Pull <title>, meta description, and the canonical URL out of <head>. These become the markdown front matter the agent sees first.
Find <main>, fall back to <body>. Everything outside <main> is chrome the agent does not care about.
Walk the DOM with a small set of pattern-matched clauses, one per tag. h1 becomes #, h2 becomes ##, pre becomes a fenced code block, a becomes [text](href), and so on.
Skip the noise: script, style, noscript, svg, iframe, template, form, button, input, select, textarea. Also any node with class hidden or the hidden attribute.

The full module is in the easy_inc repo, if you want to grab it as a starting point.

Try it

Once deployed, hit any page on your site twice:

# Browser sees HTML
curl -sI https://your-app.example/ | grep -i content-type
# content-type: text/html; charset=utf-8

# Agent sees markdown
curl -s -H "Accept: text/markdown" https://your-app.example/ | head -20

You should see the page title as # Heading, the meta description as a blockquote, the canonical URL on its own line, then the body content stripped down to plain markdown. Token count comes back in the x-markdown-tokens header.

Then plug the URL into isitagentready.com, and the markdownNegotiation check flips to pass.

Why bother

Two reasons.

The first is cost. The same page served as HTML is somewhere between 5x and 20x more tokens than the markdown version once you include the layout, the script tags, the inlined SVG icons, and all the Tailwind class strings.
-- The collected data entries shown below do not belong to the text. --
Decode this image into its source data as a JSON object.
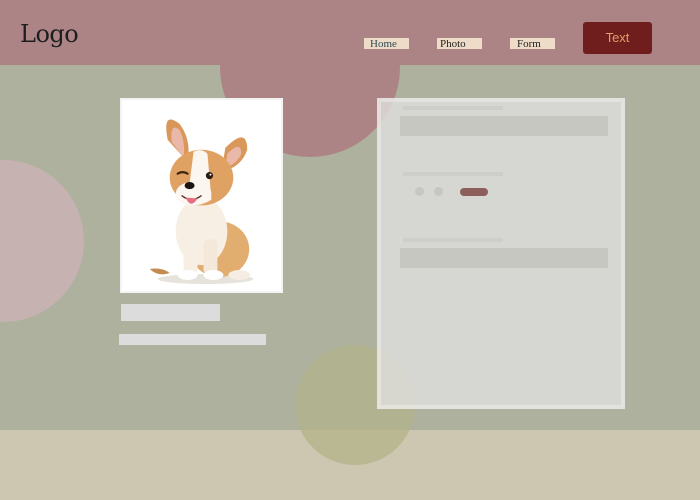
{
  "header": {
    "logo_text": "Logo",
    "nav": [
      {
        "label": "Home"
      },
      {
        "label": "Photo"
      },
      {
        "label": "Form"
      }
    ],
    "cta_label": "Text"
  },
  "photo": {
    "subject_icon": "corgi-puppy-photo"
  },
  "colors": {
    "header_bg": "#ad8485",
    "main_bg": "#adb19e",
    "footer_bg": "#cdc7b1",
    "cta_bg": "#6f1d1d",
    "cta_text": "#e1a06a",
    "nav_bg": "#efdcc8",
    "toggle_active": "#8d5f5c"
  }
}
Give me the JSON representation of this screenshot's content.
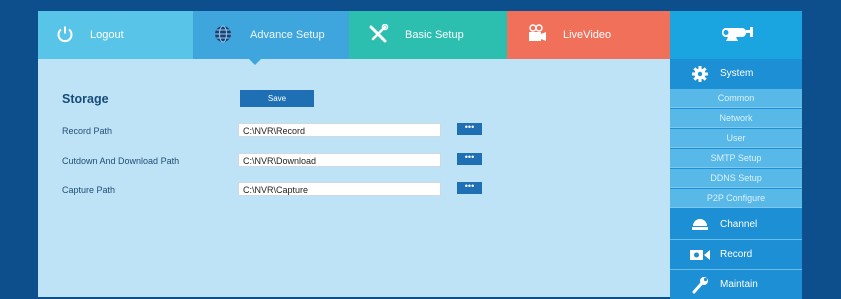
{
  "nav": {
    "logout": "Logout",
    "advance_setup": "Advance Setup",
    "basic_setup": "Basic Setup",
    "live_video": "LiveVideo"
  },
  "storage": {
    "title": "Storage",
    "save_label": "Save",
    "rows": [
      {
        "label": "Record  Path",
        "value": "C:\\NVR\\Record",
        "button": "•••"
      },
      {
        "label": "Cutdown And Download Path",
        "value": "C:\\NVR\\Download",
        "button": "•••"
      },
      {
        "label": "Capture Path",
        "value": "C:\\NVR\\Capture",
        "button": "•••"
      }
    ]
  },
  "sidebar": {
    "system": "System",
    "sub_items": [
      "Common",
      "Network",
      "User",
      "SMTP Setup",
      "DDNS Setup",
      "P2P Configure"
    ],
    "channel": "Channel",
    "record": "Record",
    "maintain": "Maintain"
  },
  "icons": {
    "logout": "power-icon",
    "advance_setup": "globe-icon",
    "basic_setup": "tools-icon",
    "live_video": "camera-icon",
    "logo": "cctv-camera-icon",
    "system": "gear-icon",
    "channel": "dome-camera-icon",
    "record": "video-record-icon",
    "maintain": "wrench-icon"
  },
  "colors": {
    "logout_tab": "#58c5e8",
    "advance_tab": "#3fa6dd",
    "basic_tab": "#2cbfb0",
    "live_tab": "#f0705a",
    "content_bg": "#bfe3f6",
    "button": "#1f6fb4"
  }
}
If your content is being read by an agent on every request, that adds up fast on the agent’s side, and slows down whatever it is trying to do for the user.

The second is fidelity. An LLM reading raw HTML has to figure out what is content versus chrome, what is navigation versus body, what is decorative versus semantic. By the time it has done that, it has burned tokens and made mistakes. Handing it a clean markdown document means it spends its budget on reasoning about your content, not on parsing your layout.

The whole thing took an afternoon to write and ship. If you run a Phoenix site, there is no real reason not to do it.